Dogan Akhanli: Weil der Großteil der Migranten in Deutschland nun mal türkischer Herkunft ist. Heute wird der Antisemitismus in der Türkei wieder schlimmer. Das wirkt sich auch auf die Leute aus, die hier in Deutschland leben.

taz: Der Kölner Appell macht viele Projekte mit und für Migranten. Wie verbreitet ist denn Antisemitismus unter Menschen türkischer Herkunft?

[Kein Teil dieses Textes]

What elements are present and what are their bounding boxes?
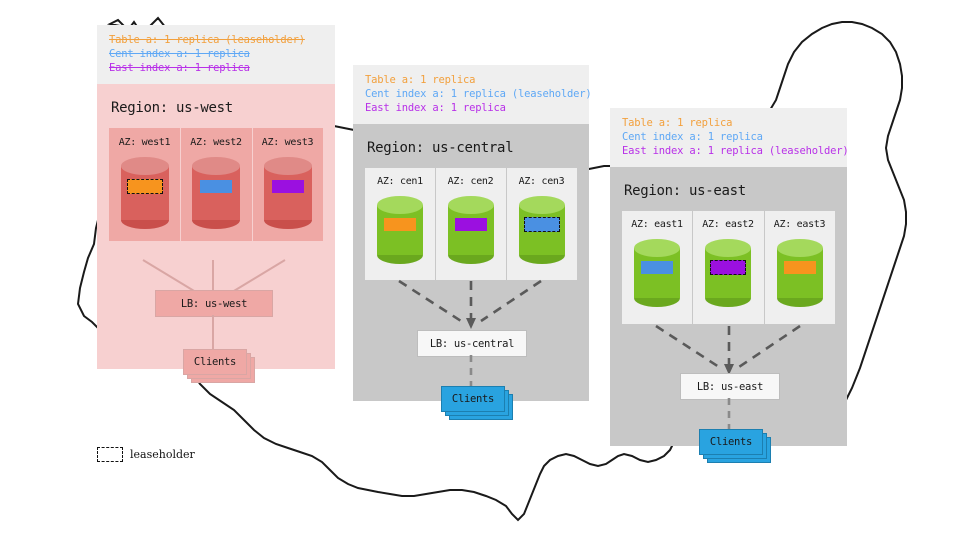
arrowhead: [466, 318, 476, 329]
clients-label: Clients: [710, 436, 752, 448]
az-label-west3: AZ: west3: [262, 137, 314, 148]
lb-to-clients-connector-us-central: [467, 355, 475, 386]
az-container-us-central: AZ: cen1 AZ: cen2 AZ: cen3: [365, 168, 577, 280]
az-label-west2: AZ: west2: [190, 137, 242, 148]
lb-to-clients-connector-us-east: [725, 398, 733, 429]
cylinder-top: [634, 239, 680, 257]
legend-line-east-index-a: East index a: 1 replica (leaseholder): [622, 144, 835, 158]
node-cylinder-east2[interactable]: [705, 239, 751, 307]
az-label-east1: AZ: east1: [631, 219, 683, 230]
az-label-east3: AZ: east3: [774, 219, 826, 230]
replica-chip-east-index-a-leaseholder[interactable]: [710, 260, 746, 275]
clients-stack-us-west[interactable]: Clients: [183, 349, 255, 381]
az-label-cen2: AZ: cen2: [448, 176, 494, 187]
clients-stack-us-central[interactable]: Clients: [441, 386, 513, 418]
cylinder-top: [121, 157, 169, 175]
az-label-west1: AZ: west1: [119, 137, 171, 148]
leaseholder-legend-key: leaseholder: [97, 447, 195, 462]
replica-chip-table-a-leaseholder[interactable]: [127, 179, 163, 194]
legend-line-cent-index-a: Cent index a: 1 replica: [622, 130, 835, 144]
cylinder-top: [192, 157, 240, 175]
region-title-us-central: Region: us-central: [367, 140, 577, 156]
node-cylinder-east3[interactable]: [777, 239, 823, 307]
az-cell-west3: AZ: west3: [252, 128, 323, 241]
clients-box-us-west[interactable]: Clients: [183, 349, 247, 375]
leaseholder-legend-label: leaseholder: [130, 448, 195, 461]
az-label-cen1: AZ: cen1: [377, 176, 423, 187]
replica-chip-east-index-a[interactable]: [455, 218, 487, 231]
load-balancer-label: LB: us-west: [181, 298, 247, 310]
az-cell-west1: AZ: west1: [109, 128, 180, 241]
legend-line-table-a: Table a: 1 replica (leaseholder): [109, 33, 323, 47]
region-title-us-west: Region: us-west: [111, 100, 323, 116]
node-cylinder-west3[interactable]: [264, 157, 312, 229]
region-panel-us-west: Table a: 1 replica (leaseholder) Cent in…: [97, 25, 335, 369]
replica-chip-cent-index-a[interactable]: [200, 180, 232, 193]
load-balancer-label: LB: us-central: [430, 338, 514, 350]
region-panel-us-east: Table a: 1 replica Cent index a: 1 repli…: [610, 108, 847, 446]
load-balancer-us-west[interactable]: LB: us-west: [155, 290, 273, 317]
load-balancer-us-east[interactable]: LB: us-east: [680, 373, 780, 400]
replica-chip-cent-index-a[interactable]: [641, 261, 673, 274]
region-body-us-central: Region: us-central AZ: cen1 AZ: cen2: [353, 124, 589, 401]
az-to-lb-connectors-us-east: [622, 323, 835, 375]
lb-to-clients-connector-us-west: [209, 315, 217, 349]
node-cylinder-cen1[interactable]: [377, 196, 423, 264]
az-label-cen3: AZ: cen3: [519, 176, 565, 187]
cylinder-top: [777, 239, 823, 257]
clients-label: Clients: [194, 356, 236, 368]
region-body-us-east: Region: us-east AZ: east1 AZ: east2: [610, 167, 847, 446]
load-balancer-us-central[interactable]: LB: us-central: [417, 330, 527, 357]
leaseholder-swatch-icon: [97, 447, 123, 462]
node-cylinder-cen3[interactable]: [519, 196, 565, 264]
legend-line-table-a: Table a: 1 replica: [622, 116, 835, 130]
clients-stack-us-east[interactable]: Clients: [699, 429, 771, 461]
cylinder-top: [519, 196, 565, 214]
region-panel-us-central: Table a: 1 replica Cent index a: 1 repli…: [353, 65, 589, 401]
legend-line-cent-index-a: Cent index a: 1 replica (leaseholder): [365, 87, 577, 101]
replica-chip-table-a[interactable]: [384, 218, 416, 231]
az-label-east2: AZ: east2: [702, 219, 754, 230]
load-balancer-label: LB: us-east: [697, 381, 763, 393]
clients-box-us-east[interactable]: Clients: [699, 429, 763, 455]
replica-chip-cent-index-a-leaseholder[interactable]: [524, 217, 560, 232]
legend-line-table-a: Table a: 1 replica: [365, 73, 577, 87]
replica-chip-table-a[interactable]: [784, 261, 816, 274]
clients-label: Clients: [452, 393, 494, 405]
node-cylinder-west2[interactable]: [192, 157, 240, 229]
az-cell-west2: AZ: west2: [180, 128, 252, 241]
legend-line-cent-index-a: Cent index a: 1 replica: [109, 47, 323, 61]
cylinder-top: [705, 239, 751, 257]
az-cell-cen1: AZ: cen1: [365, 168, 435, 280]
az-cell-cen3: AZ: cen3: [506, 168, 577, 280]
cylinder-top: [377, 196, 423, 214]
legend-line-east-index-a: East index a: 1 replica: [365, 101, 577, 115]
node-cylinder-cen2[interactable]: [448, 196, 494, 264]
az-to-lb-connectors-us-central: [365, 279, 577, 329]
cylinder-top: [448, 196, 494, 214]
region-legend-us-central: Table a: 1 replica Cent index a: 1 repli…: [353, 65, 589, 124]
region-body-us-west: Region: us-west AZ: west1 A: [97, 84, 335, 369]
az-container-us-east: AZ: east1 AZ: east2 AZ: east3: [622, 211, 835, 324]
az-cell-cen2: AZ: cen2: [435, 168, 506, 280]
clients-box-us-central[interactable]: Clients: [441, 386, 505, 412]
node-cylinder-east1[interactable]: [634, 239, 680, 307]
region-legend-us-east: Table a: 1 replica Cent index a: 1 repli…: [610, 108, 847, 167]
region-legend-us-west: Table a: 1 replica (leaseholder) Cent in…: [97, 25, 335, 84]
node-cylinder-west1[interactable]: [121, 157, 169, 229]
az-cell-east1: AZ: east1: [622, 211, 692, 324]
az-container-us-west: AZ: west1 AZ: west2 AZ: west3: [109, 128, 323, 241]
legend-line-east-index-a: East index a: 1 replica: [109, 61, 323, 75]
az-cell-east2: AZ: east2: [692, 211, 764, 324]
replica-chip-east-index-a[interactable]: [272, 180, 304, 193]
region-title-us-east: Region: us-east: [624, 183, 835, 199]
cylinder-top: [264, 157, 312, 175]
az-cell-east3: AZ: east3: [764, 211, 835, 324]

Dogan Akhanli: Das ist schwer zu beziffern. Aber wir beobachten ganz allgemein, dass Antisemitismus wieder wächst, in der türkischen Presse zum Beispiel, die ja auch hier gelesen wird. Im Moment wird der Genozid an den Armeniern diskutiert. Da gibt es Leute, die leugnen den Genozid zwar nicht, versuchen aber, die Verantwortung dafür an die Juden weiterzugeben. Mit der Behauptung, dass die Jungtürken eigentlich Juden seien. Das ist eine sehr gefährliche Entwicklung. Andere versuchen, bestimmte Persönlichkeiten aufgrund ihrer Namen als Juden zu diffamieren. Wenn ein Name mit der Vorsilbe “Er” beginnt, sei jemand Jude, heißt es dann. Von Erdogan, dem türkischen Ministerpräsidenten, wird das etwa behauptet.

taz: Sie selbst machen Führungen auf Türkisch durch das Kölner NS-Dokumentationszentrum, die ehemalige Gestapo-Zentrale der Stadt. Gab es dabei auch antisemitische Vorfälle?

Dogan Akhanli: Ja, dort bekomme ich öfters die Frage zu hören, was denn die Juden gemacht haben. Wenn jemand diese Frage am Anfang stellt, kann ich das noch verstehen. Dann hat derjenige offenbar wirklich nicht genügend historische Kenntnisse. Aber wenn jemand nach der Führung noch so fragt, hat das immer den Unterton: Vielleicht hatten die Deutschen doch Recht.

taz: Wie wirkt sich der Israel-Palästina-Konflikt auf den Antisemitismus aus?

Dogan Akhanli: Der Konflikt macht es unmöglich, in der türkischen Community auch nur eine Diskussion zu führen. Es ist sogar einfacher, über den Genozid an den Armeniern zu reden als über Antisemitismus. Wir haben in Köln eine Veranstaltung gemacht mit einem Autor aus der Türkei, der über den dortigen Antisemitismus geschichtlich geforscht hat. Veranstalter war der Menschenrechtsverein Türkei-Deutschland. Nach dem Vortrag sind einige aus Protest aus dem Verein ausgetreten. Ihr Vorwurf: Während Israel die Mauer baut, machen wir eine Veranstaltung, die den Juden nützt.

taz: Haben die Konservativen also Recht: Die Einwanderungsgesellschaft ist keine Multi-Kulti-Idylle?

Dogan Akhanli: Man muss die Einwanderungsgesellschaft ja nicht künstlich niedlich machen. Aber ich finde trotzdem, dass sie eine der besten Gesellschaftsformen ist. Man kann mit- und voneinander viel lernen. Und man muss aufhören, bestehende Probleme ausschließlich bestimmten Gruppen zuzuschreiben. In Deutschland wird leicht diskutiert über “die” Deutschen oder “die” Türken.

taz: Das tun Sie auch. Sie reden über die türkischen Migranten.

Dogan Akhanli: Nein, wir reden über Antisemitismus in der Einwanderungsgesellschaft. Und darüber, wie die politisch-historische Bildung weiter gehen soll. Der Holocaust ist Teil der Menschheitsgeschichte, seine Aufarbeitung darf nicht innerhalb der deutschen Grenzen bleiben. Jeder muss sich damit beschäftigen, nicht als Deutscher oder als Türke, sondern als Mensch.

DOGAN AKHANLI, 49, ist Schriftsteller (“Die Richter des jüngsten Tages”) und leitet das Projekt “Erinnerung und Geschichte” des “Kölner Appell gegen Rassismus”. Der gebürtige Türke lebt seit 1991 in Deutschland.